For me, this accomplishes two things. One, it allows for the film to slow down at Los Alamos as Oppenheimer starts to build the atom bomb. It’s all a rush getting to the middle third where we then spend Two, it feels like a satire of commentary on how some biopics feel so rushed. Movies like BOHEMIAN RHAPSODY just jump from Important Event to Important Event, often feeling like obligations more than explorations of someone’s life. They just feel like extended trailers, with no room for actually diving deep into the life.

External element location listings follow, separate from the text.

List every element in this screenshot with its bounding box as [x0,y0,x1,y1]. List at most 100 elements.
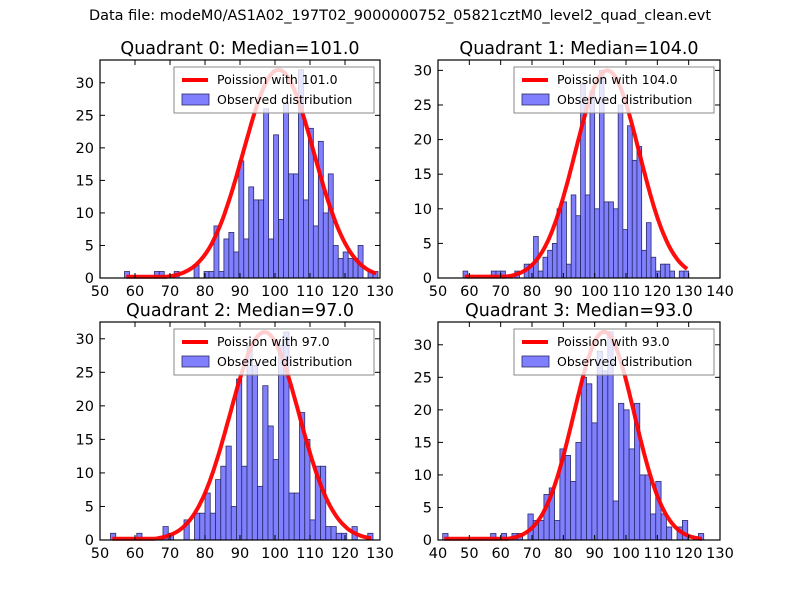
histogram-bar [655,270,661,279]
x-tick-label: 130 [706,546,734,562]
histogram-bar [644,474,651,541]
histogram-bar [683,270,690,279]
legend: Poission with 101.0 Observed distribution [173,66,375,114]
histogram-bar [220,465,227,541]
y-tick-label: 20 [414,133,432,149]
histogram-bar [664,263,671,279]
subplot-title: Quadrant 3: Median=93.0 [465,301,693,321]
histogram-bar [272,459,279,541]
legend-bar-swatch [521,93,550,106]
histogram-bar [570,194,577,279]
histogram-bar [253,199,260,279]
histogram-bar [538,520,545,541]
histogram-bar [639,474,646,541]
histogram-bar [650,513,657,541]
x-tick-label: 50 [460,546,478,562]
subplot-title: Quadrant 1: Median=104.0 [459,39,698,59]
histogram-bar [322,212,329,279]
histogram-bar [660,513,667,541]
x-tick-label: 50 [91,546,109,562]
histogram-bar [617,104,624,279]
y-tick-label: 25 [414,370,432,386]
subplot-quadrant-2: Quadrant 2: Median=97.050 60 70 80 90 100 110 1… [76,301,394,562]
histogram-bar [283,101,289,279]
histogram-bar [596,350,603,541]
y-tick-label: 30 [414,338,432,354]
x-tick-label: 80 [196,546,214,562]
x-tick-label: 100 [612,546,640,562]
histogram-bar [230,506,237,541]
x-tick-label: 120 [643,284,671,300]
y-tick-label: 0 [85,271,94,287]
histogram-bar [215,479,222,541]
histogram-bar [268,238,275,279]
histogram-bar [570,481,577,541]
y-tick-label: 30 [414,63,432,79]
histogram-bar [613,208,619,279]
legend: Poission with 104.0 Observed distribution [513,66,715,114]
y-tick-label: 10 [414,468,432,484]
histogram-bar [542,256,549,279]
y-tick-label: 0 [85,533,94,549]
x-tick-label: 70 [161,546,179,562]
histogram-bar [603,201,610,279]
y-tick-label: 30 [76,332,94,348]
histogram-bar [238,160,245,279]
histogram-bar [208,271,215,279]
histogram-bar [547,249,553,279]
poisson-curve [126,67,377,279]
legend-entry-poisson: Poission with 104.0 [557,72,678,87]
x-tick-label: 80 [196,284,214,300]
histogram-bar [537,270,544,279]
histogram-bar [586,383,593,541]
histogram-bar [622,229,628,279]
histogram-bar [262,385,269,541]
poisson-curve [464,68,689,279]
histogram-bar [347,258,354,279]
histogram-bar [337,258,344,279]
histogram-bar [209,512,216,541]
histogram-bar [204,492,211,541]
histogram-bar [251,365,258,541]
x-tick-label: 100 [261,546,289,562]
x-tick-label: 130 [366,546,394,562]
x-tick-label: 130 [675,284,703,300]
y-tick-label: 5 [85,238,94,254]
histogram-bar [325,526,332,541]
legend-entry-observed: Observed distribution [557,92,692,107]
legend-bar-swatch [521,355,550,368]
histogram-bar [618,402,625,541]
histogram-bar [267,425,274,541]
y-tick-label: 30 [76,76,94,92]
histogram-bar [608,201,614,279]
histogram-bar [332,245,339,279]
histogram-bar [575,441,582,541]
histogram-bar [257,485,264,541]
y-tick-label: 10 [414,202,432,218]
histogram-bar [236,378,243,541]
legend-entry-observed: Observed distribution [557,354,692,369]
histogram-bar [278,219,284,279]
x-tick-label: 120 [331,284,359,300]
x-tick-label: 120 [331,546,359,562]
x-tick-label: 40 [429,546,447,562]
x-tick-label: 90 [231,546,249,562]
x-tick-label: 70 [491,284,509,300]
histogram-bar [258,199,265,279]
histogram-bar [584,194,591,279]
histogram-bar [628,448,635,541]
y-tick-label: 0 [423,533,432,549]
figure-suptitle: Data file: modeM0/AS1A02_197T02_90000007… [88,8,712,24]
y-tick-label: 25 [76,108,94,124]
histogram-bar [566,263,572,279]
histogram-bar [228,232,235,279]
histogram-bar [223,238,230,279]
legend-entry-poisson: Poission with 97.0 [217,334,330,349]
histogram-bar [327,173,334,279]
x-tick-label: 70 [161,284,179,300]
legend: Poission with 97.0 Observed distribution [173,328,375,376]
histogram-bar [666,526,673,541]
histogram-bar [330,526,337,541]
x-tick-label: 90 [585,546,603,562]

Here, Nolan is literally giving OPPENHEIMER the trailer treatment, and I think it’s because the film is so directly from Oppenheimer’s perspective and he sees his life in short clips leading up to the greatest and most devastating era of his life. Nolan in interviews says that the color parts of the film are subjective to Oppenheimer’s POV and the black and white are objective. And the framing of the color portion present Oppenheimer as a biopic might, while in the black and white portion he is presented with distrust and skeptcism. There’s a scene in Los Alamos showing Oppenheimer putting on his hat like a superhero putting on his cape. I don’t think that is Nolan indulging in superhero motif for this guy but rather showing that Oppenheimer sees himself as the most important man in history in building this impressive but horrific device.
After the bomb goes off, Nolan depicts Oppenheimer’s guilt as what he has done has finally caught up to him. One could almost see a version of this film where the audience is expected to feel sorry for dear Oppy: maybe he had noble intentions and was betrayed by the government or didn’t really fathom the expansive repercussions. All of this would be disingenuous and quite irresponsible as a filmmaking choice. Bit it’s an easy one for filmmakers to take when tasked with a troubled protagonist.
I love the first hour of OPPENHEIMER; the whiplash editing is symphonic and exhilarating. It’s what Oppenheimer would picture as his own biopic, especially as he tries to “let himself off the hook” later in the film or at least perform guilt in a way that almost works. Nolan takes what a bad biopic looks like and takes it to the extreme with a wild first hour that comments on generic biopics about difficult but powerful men. It’s a brilliant filmmaking choice, and solidifies OPPENHEIMER as a major film of the year 2023.